Je vous passe la séance de retrait de petits cailloux à coup d'eau oxygénée, la séance de haute couture sur la viande bubullienne agrémentée d'explications anatomiques à l'attention de la petite kiné ("tu vois, là, c'est le muscle qu'on voit"). Le fait est que ça pique un peu et que ça nous prend une bonne demi-heure pour essayer de refaire quelque chose de la vilaine entaille. Tout ça, sur une levada, ça serait jamais arrivé, quand même.
L'un dans l'autre, voilà quand même le Guerrier Blessé qui finit par ressortir de la tente avec une ordonnance écrite sur un bout de papier pour que le poste médical à l'arrivée puisse regarder le futur désastre que j'aurai fait de ce magnifique travail chirurgical, une fois arrivé. Donc, déjà, je suis obligé d'arriver, maintenant que j'ai un rendez-vous médical à Aiguebelle. C'est déjà ça.
Benman a, pendant ce temps, fait un travail d'agent de liaison sur l'actualité médicale bubullienne pour informer Elisabeth de l'avancement des travaux. Sylvain est arrivé dans l'intervalle, bien sûr et nous pouvons enfin amorcer la séance plus normale de kuhalaire, destinée à ramener des vêtements frais sur nos corps décatis. En même temps, je dévore une assiette de victuailles sous l'oeil vigilant d'Elisabeth (pas oublier la banane!) et je me retape bien grâce à cette assistance 4*.

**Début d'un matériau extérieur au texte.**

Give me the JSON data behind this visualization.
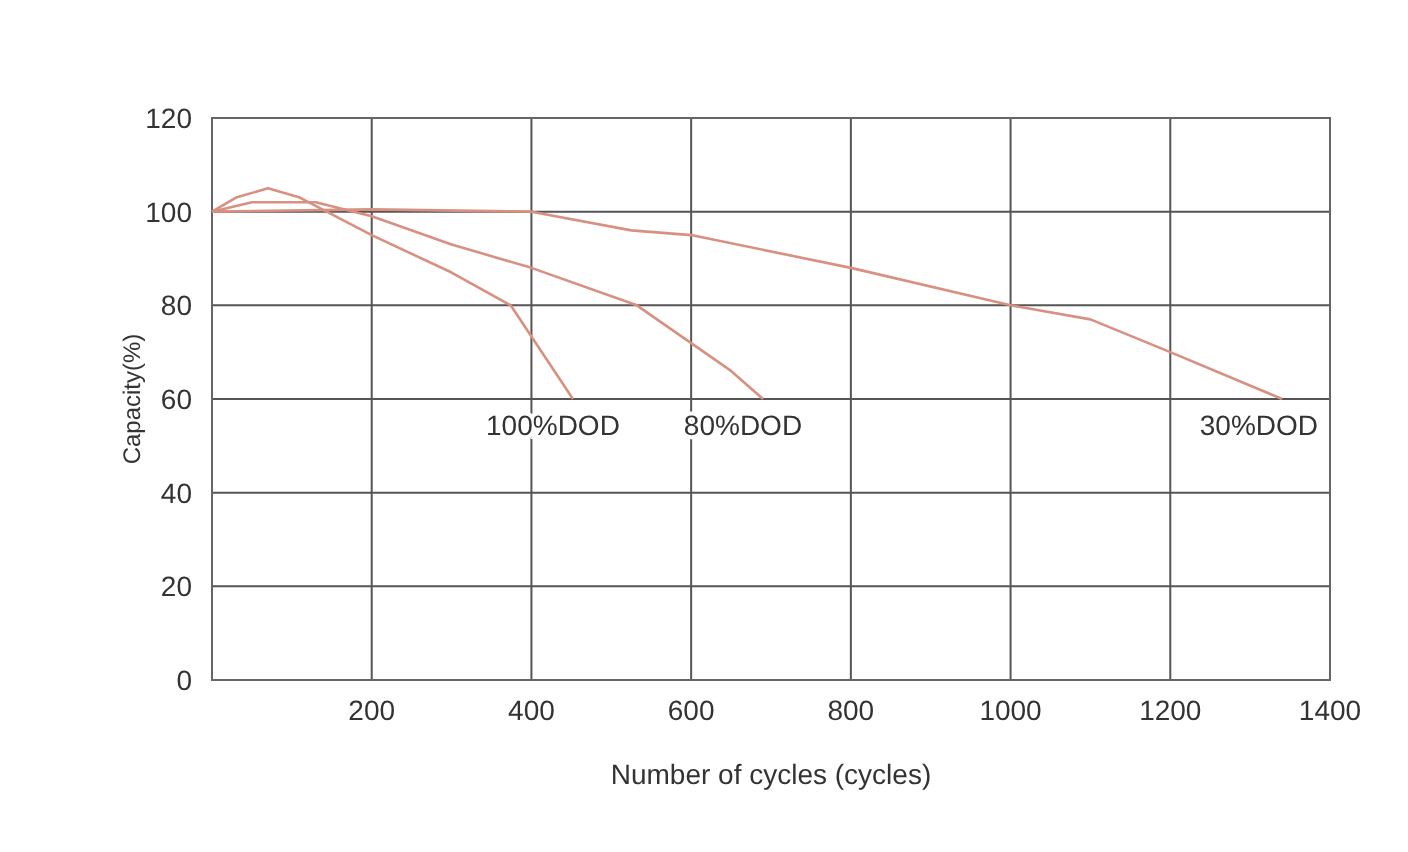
{
  "chart_data": {
    "type": "line",
    "xlabel": "Number of cycles (cycles)",
    "ylabel": "Capacity(%)",
    "xlim": [
      0,
      1400
    ],
    "xticks": [
      200,
      400,
      600,
      800,
      1000,
      1200,
      1400
    ],
    "ylim": [
      0,
      120
    ],
    "yticks": [
      0,
      20,
      40,
      60,
      80,
      100,
      120
    ],
    "grid": true,
    "marker": "none",
    "line_style": "solid",
    "series": [
      {
        "name": "100%DOD",
        "color": "#d89080",
        "x": [
          0,
          30,
          70,
          110,
          200,
          300,
          374,
          452
        ],
        "values": [
          100,
          103,
          105,
          103,
          95,
          87,
          80,
          60
        ]
      },
      {
        "name": "80%DOD",
        "color": "#d89080",
        "x": [
          0,
          50,
          130,
          200,
          300,
          400,
          532,
          650,
          690
        ],
        "values": [
          100,
          102,
          102,
          99,
          93,
          88,
          80,
          66,
          60
        ]
      },
      {
        "name": "30%DOD",
        "color": "#d89080",
        "x": [
          0,
          200,
          400,
          525,
          600,
          800,
          1000,
          1100,
          1200,
          1340
        ],
        "values": [
          100,
          100.5,
          100,
          96,
          95,
          88,
          80,
          77,
          70,
          60
        ]
      }
    ]
  }
}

Au final, 1h15 d'arrêt, c'est évidemment bien plus que prévu. Et, alors que j'étais arrivé avec 20 minutes d'avance sur le roadbook, je repars avec 1/4h de retard. Mais toujours largement (1h) devant la BH, c'est ce qui compte.
Et surtout, je repars gonflé à bloc. Curieusement, ces aventures m'ont redonné une grosse motivation alors que la montée à la Pierre du Carré était plutôt un moment difficile.
Le petit bleu au milieu, c'est moi
La montée en haut du télésiège de Claran se passe un peu comme dans un rêve. Je monte vite, vraiment vite. Une bonne dizaine de coureurs passent (virtuellement) à la casserole. Je profite. Je sais que ça ne durera pas : le flow, il faut le prendre quand il vient et le garder tant qu'il est là.
J'en rattrape même Sylvain qui est reparti avec la bande des lyonnais une bonne dizaine de minutes avant moi. Et cela pile au moment....où Arclusaz arrive en sens inverse. Grand rassemblement kikou en haut de la crête de Claran. Improbable.
Une fois tout cela immortalisé, je repars devant Sylvain (les autres vont redescendre sur Super Collet). Je veux profiter de ce moment de mieux tant que je le peux et je me dis que si je peux enquiller la descente sur le Bens, puis la remontée aux Férices avec cette pêche, je vais m'offrir un beau matelas avant les moments plus difficiles qui ne manqueront pas d'arriver.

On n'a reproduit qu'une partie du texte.